Por Anselmo Borges
Contra as expectativas, Bento XVI está a surpreender pela positiva. Passou por uma "conversão", e não só está a tomar medidas duras contra o clero pedófilo como vem agora falar francamente sobre o preservativo, para dizer que não é a solução para a sida, mas aceitando, pela primeira vez, o seu uso em certos casos. Fá-lo num livro, Luz do Mundo. O Papa, a Igreja e os Sinais dos Tempos, constituído por um conjunto de diálogos com o jornalista e escritor alemão Peter Seewald, que será publicado em todo o mundo e em várias línguas no dia 23, terça-feira.
As conversas entre Bento XVI e Peter Seewald versaram sobre temas tão diversos como os abusos do clero, o progresso, a tolerância e a intolerância, o celibato dos padres, a burqa, o cristianismo e a modernidade, a droga, o optimismo, o Papa Pio XII, a ordenação das mulheres, a Humanae Vitae, a sexualidade, o Além.
É a problemática da sexualidade que mais está a chamar a atenção da opinião pública mundial. De facto, pela primeira vez na história da Igreja, um Papa admite o uso do preservativo "em certos casos", especialmente quando se trata de "reduzir o risco de infecção" pela sida.

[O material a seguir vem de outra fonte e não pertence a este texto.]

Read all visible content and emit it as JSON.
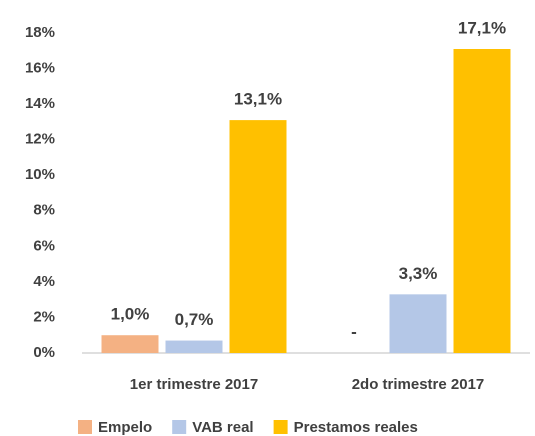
{
  "chart_data": {
    "type": "bar",
    "categories": [
      "1er trimestre 2017",
      "2do trimestre 2017"
    ],
    "series": [
      {
        "name": "Empelo",
        "color": "#f4b183",
        "values": [
          1.0,
          null
        ],
        "value_labels": [
          "1,0%",
          "-"
        ]
      },
      {
        "name": "VAB real",
        "color": "#b4c7e7",
        "values": [
          0.7,
          3.3
        ],
        "value_labels": [
          "0,7%",
          "3,3%"
        ]
      },
      {
        "name": "Prestamos reales",
        "color": "#ffc000",
        "values": [
          13.1,
          17.1
        ],
        "value_labels": [
          "13,1%",
          "17,1%"
        ]
      }
    ],
    "ylim": [
      0,
      18
    ],
    "yticks": [
      {
        "value": 0,
        "label": "0%"
      },
      {
        "value": 2,
        "label": "2%"
      },
      {
        "value": 4,
        "label": "4%"
      },
      {
        "value": 6,
        "label": "6%"
      },
      {
        "value": 8,
        "label": "8%"
      },
      {
        "value": 10,
        "label": "10%"
      },
      {
        "value": 12,
        "label": "12%"
      },
      {
        "value": 14,
        "label": "14%"
      },
      {
        "value": 16,
        "label": "16%"
      },
      {
        "value": 18,
        "label": "18%"
      }
    ],
    "grid": false,
    "legend": "bottom"
  }
}
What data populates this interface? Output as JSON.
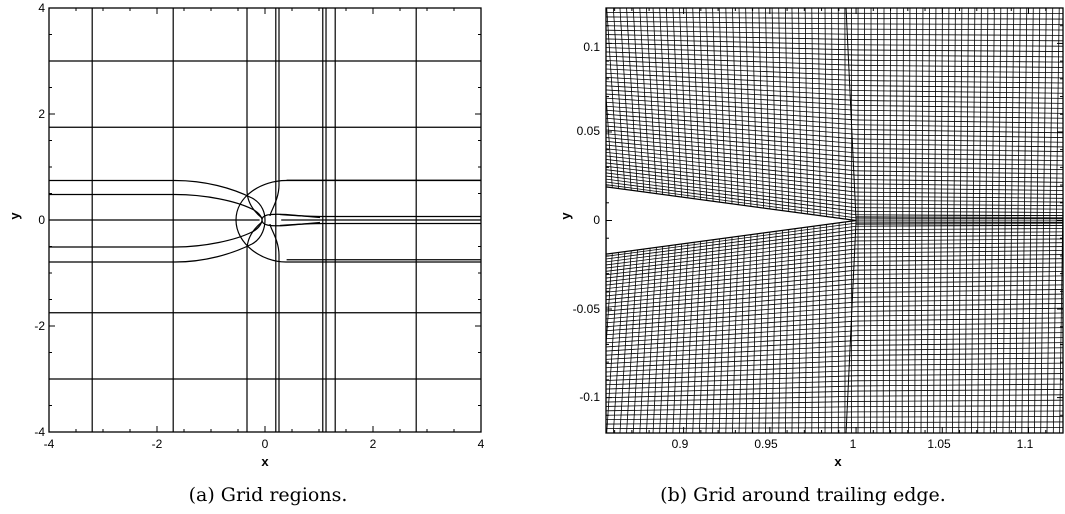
{
  "figure": {
    "panel_a": {
      "caption": "(a) Grid regions.",
      "xlabel": "x",
      "ylabel": "y",
      "xlim": [
        -4,
        4
      ],
      "ylim": [
        -4,
        4
      ],
      "xticks": [
        "-4",
        "-2",
        "0",
        "2",
        "4"
      ],
      "yticks": [
        "-4",
        "-2",
        "0",
        "2",
        "4"
      ],
      "vertical_grid_lines_x": [
        -3.2,
        -1.7,
        0.2,
        1.07,
        1.13,
        1.3,
        2.8
      ],
      "horizontal_grid_lines_y": [
        -3.0,
        -1.75,
        1.75,
        3.0
      ],
      "near_field_horizontal_y": [
        -0.75,
        0.75
      ],
      "wake_lines_y": [
        -0.08,
        -0.03,
        0.03,
        0.08
      ]
    },
    "panel_b": {
      "caption": "(b) Grid around trailing edge.",
      "xlabel": "x",
      "ylabel": "y",
      "xlim": [
        0.855,
        1.12
      ],
      "ylim": [
        -0.12,
        0.12
      ],
      "xticks": [
        "0.9",
        "0.95",
        "1",
        "1.05",
        "1.1"
      ],
      "yticks": [
        "0.1",
        "0.05",
        "0",
        "-0.05",
        "-0.1"
      ],
      "trailing_edge_x": 1.0,
      "upper_surface_y_at_left": 0.019,
      "lower_surface_y_at_left": -0.019
    }
  }
}
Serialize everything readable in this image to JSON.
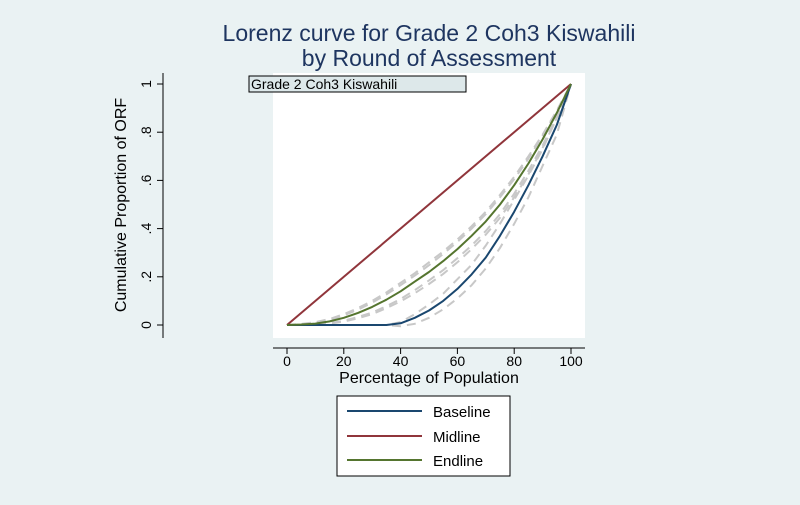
{
  "chart_data": {
    "type": "line",
    "title": "Lorenz curve for Grade 2 Coh3 Kiswahili",
    "subtitle": "by Round of Assessment",
    "xlabel": "Percentage of Population",
    "ylabel": "Cumulative Proportion of ORF",
    "xlim": [
      0,
      100
    ],
    "ylim": [
      0,
      1
    ],
    "xticks": [
      0,
      20,
      40,
      60,
      80,
      100
    ],
    "yticks": [
      0,
      0.2,
      0.4,
      0.6,
      0.8,
      1
    ],
    "ytick_labels": [
      "0",
      ".2",
      ".4",
      ".6",
      ".8",
      "1"
    ],
    "grid": false,
    "plot_background": "#ffffff",
    "page_background": "#eaf2f3",
    "legend_position": "bottom",
    "inner_label": "Grade 2 Coh3 Kiswahili",
    "series": [
      {
        "name": "Baseline",
        "color": "#1a476f",
        "x": [
          0,
          5,
          10,
          15,
          20,
          25,
          30,
          35,
          40,
          45,
          50,
          55,
          60,
          65,
          70,
          75,
          80,
          85,
          90,
          95,
          100
        ],
        "values": [
          0,
          0,
          0,
          0,
          0,
          0,
          0,
          0,
          0.007,
          0.03,
          0.06,
          0.1,
          0.15,
          0.21,
          0.28,
          0.37,
          0.47,
          0.58,
          0.7,
          0.83,
          1
        ]
      },
      {
        "name": "Midline",
        "color": "#90353b",
        "x": [
          0,
          100
        ],
        "values": [
          0,
          1
        ]
      },
      {
        "name": "Endline",
        "color": "#55752f",
        "x": [
          0,
          5,
          10,
          15,
          20,
          25,
          30,
          35,
          40,
          45,
          50,
          55,
          60,
          65,
          70,
          75,
          80,
          85,
          90,
          95,
          100
        ],
        "values": [
          0,
          0.002,
          0.006,
          0.015,
          0.03,
          0.05,
          0.075,
          0.105,
          0.14,
          0.18,
          0.22,
          0.265,
          0.315,
          0.37,
          0.43,
          0.5,
          0.58,
          0.67,
          0.77,
          0.88,
          1
        ]
      }
    ],
    "confidence_bands": {
      "color": "#c8c8c8",
      "lines": [
        {
          "x": [
            0,
            5,
            10,
            15,
            20,
            25,
            30,
            35,
            40,
            45,
            50,
            55,
            60,
            65,
            70,
            75,
            80,
            85,
            90,
            95,
            100
          ],
          "values": [
            0,
            0,
            0,
            0,
            0,
            0,
            0,
            0,
            0.012,
            0.045,
            0.085,
            0.13,
            0.19,
            0.25,
            0.33,
            0.42,
            0.52,
            0.62,
            0.73,
            0.86,
            1
          ]
        },
        {
          "x": [
            0,
            5,
            10,
            15,
            20,
            25,
            30,
            35,
            40,
            45,
            50,
            55,
            60,
            65,
            70,
            75,
            80,
            85,
            90,
            95,
            100
          ],
          "values": [
            0,
            0,
            0,
            0,
            0,
            0,
            0,
            0,
            -0.005,
            0.005,
            0.03,
            0.065,
            0.11,
            0.165,
            0.235,
            0.32,
            0.42,
            0.53,
            0.66,
            0.79,
            1
          ]
        },
        {
          "x": [
            0,
            5,
            10,
            15,
            20,
            25,
            30,
            35,
            40,
            45,
            50,
            55,
            60,
            65,
            70,
            75,
            80,
            85,
            90,
            95,
            100
          ],
          "values": [
            0,
            0.004,
            0.012,
            0.025,
            0.045,
            0.07,
            0.1,
            0.135,
            0.175,
            0.215,
            0.26,
            0.305,
            0.355,
            0.41,
            0.47,
            0.54,
            0.615,
            0.7,
            0.79,
            0.89,
            1
          ]
        },
        {
          "x": [
            0,
            5,
            10,
            15,
            20,
            25,
            30,
            35,
            40,
            45,
            50,
            55,
            60,
            65,
            70,
            75,
            80,
            85,
            90,
            95,
            100
          ],
          "values": [
            0,
            0.001,
            0.003,
            0.008,
            0.018,
            0.033,
            0.052,
            0.078,
            0.108,
            0.145,
            0.185,
            0.228,
            0.277,
            0.33,
            0.39,
            0.46,
            0.545,
            0.64,
            0.745,
            0.865,
            1
          ]
        },
        {
          "x": [
            0,
            5,
            10,
            15,
            20,
            25,
            30,
            35,
            40,
            45,
            50,
            55,
            60,
            65,
            70,
            75,
            80,
            85,
            90,
            95,
            100
          ],
          "values": [
            0,
            0.003,
            0.01,
            0.022,
            0.04,
            0.064,
            0.093,
            0.127,
            0.165,
            0.205,
            0.248,
            0.295,
            0.345,
            0.4,
            0.46,
            0.53,
            0.605,
            0.69,
            0.785,
            0.885,
            1
          ]
        },
        {
          "x": [
            0,
            5,
            10,
            15,
            20,
            25,
            30,
            35,
            40,
            45,
            50,
            55,
            60,
            65,
            70,
            75,
            80,
            85,
            90,
            95,
            100
          ],
          "values": [
            0,
            0.001,
            0.002,
            0.006,
            0.014,
            0.028,
            0.045,
            0.07,
            0.098,
            0.132,
            0.17,
            0.212,
            0.26,
            0.315,
            0.375,
            0.445,
            0.53,
            0.625,
            0.735,
            0.86,
            1
          ]
        }
      ]
    }
  }
}
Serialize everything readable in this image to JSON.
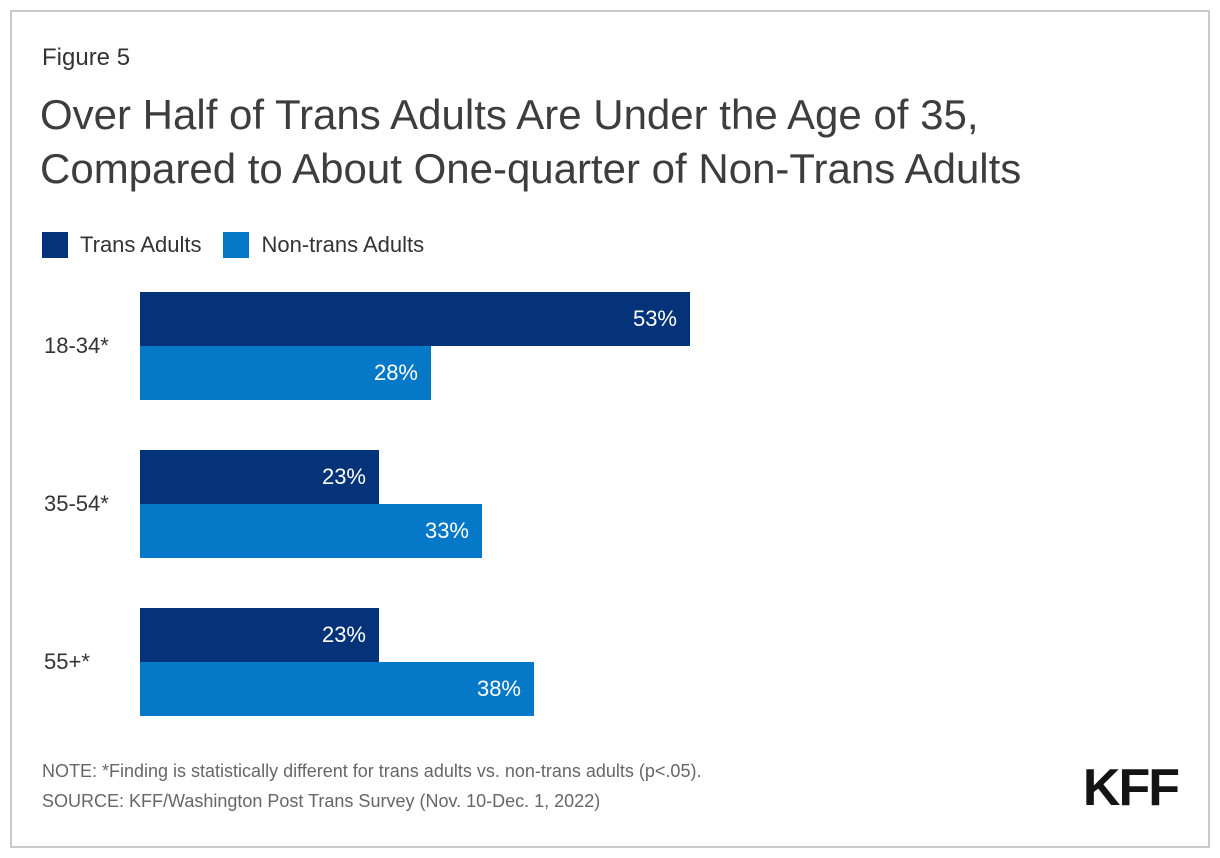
{
  "header": {
    "figure_label": "Figure 5"
  },
  "colors": {
    "trans_adults": "#04337A",
    "non_trans_adults": "#0678C8",
    "title_text": "#3d3d3d",
    "note_text": "#666666",
    "logo_text": "#141414"
  },
  "legend": {
    "items": [
      {
        "label": "Trans Adults"
      },
      {
        "label": "Non-trans Adults"
      }
    ]
  },
  "chart_data": {
    "type": "bar",
    "orientation": "horizontal",
    "title": "Over Half of Trans Adults Are Under the Age of 35, Compared to About One-quarter of Non-Trans Adults",
    "categories": [
      "18-34*",
      "35-54*",
      "55+*"
    ],
    "series": [
      {
        "name": "Trans Adults",
        "values": [
          53,
          23,
          23
        ]
      },
      {
        "name": "Non-trans Adults",
        "values": [
          28,
          33,
          38
        ]
      }
    ],
    "value_suffix": "%",
    "xlabel": "",
    "ylabel": "",
    "xlim": [
      0,
      57
    ],
    "grid": false,
    "legend_position": "top-left",
    "value_labels": "inside-end-white"
  },
  "footer": {
    "note": "NOTE: *Finding is statistically different for trans adults vs. non-trans adults (p<.05).",
    "source": "SOURCE: KFF/Washington Post Trans Survey (Nov. 10-Dec. 1, 2022)",
    "logo": "KFF"
  }
}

Esta aceitação aparece no capítulo 11 da obra, no contexto das palavras polémicas pronunciadas sobre esta questão, no voo a caminho dos Camarões e de Angola. Disse então o Papa que "o problema da sida não pode resolver-se com a distribuição de preservativos"; "a sida é uma tragédia que não pode resolver-se só com dinheiro, com a distribuição de preservativos, que inclusivamente agrava os problemas".
Agora, confrontado pelo jornalista, responde que "é óbvio que não vê o preservativo como uma solução real e moral", mas, "em alguns casos, nos quais a intenção é reduzir o risco de infecção, pode ser um primeiro passo no caminho para outra sexualidade mais humana".
Bento XVI sublinha que centrar-se no preservativo "quer dizer banalizar a sexualidade, e esta banalização representa precisamente o motivo perigoso por que tantas pessoas já não vêem na sexualidade a expressão do seu amor, mas apenas uma espécie de droga que administram a si próprias. Por isso, também a luta contra a banalização da sexualidade é parte do grande esforço para que seja valorizada de modo positivo e possa exercer o seu efeito benéfico no ser humano na sua totalidade". O Papa insiste na vigência da estratégia ABC (Abstinence, Be faithfull, Condom: abstinência, fidelidade, preservativo). Portanto, para ele, o preservativo "não é o modo verdadeiro e próprio para vencer a infecção da sida. É realmente necessária a humanização da sexualidade". Mas admite que pode haver casos particulares nos quais se justifica a sua aceitação: por exemplo, quando um/a prostituto/a o usa ou exige o seu uso. Neste caso, diz, a sua utilização "pode ser o primeiro passo para uma moralização, um primeiro acto de responsabilidade para desenvolver a consciência de que nem tudo é permitido e que se não pode fazer tudo o que se quer".
Penso que não faltará quem, com razões, se pergunte se é tarefa do Papa pronunciar-se sobre esta questão. Onde está o respeito pela autonomia das pessoas? Seja como for, de facto, atendendo ao contexto, não se pode deixar de saudar este pronunciamento histórico, que só peca por tardio.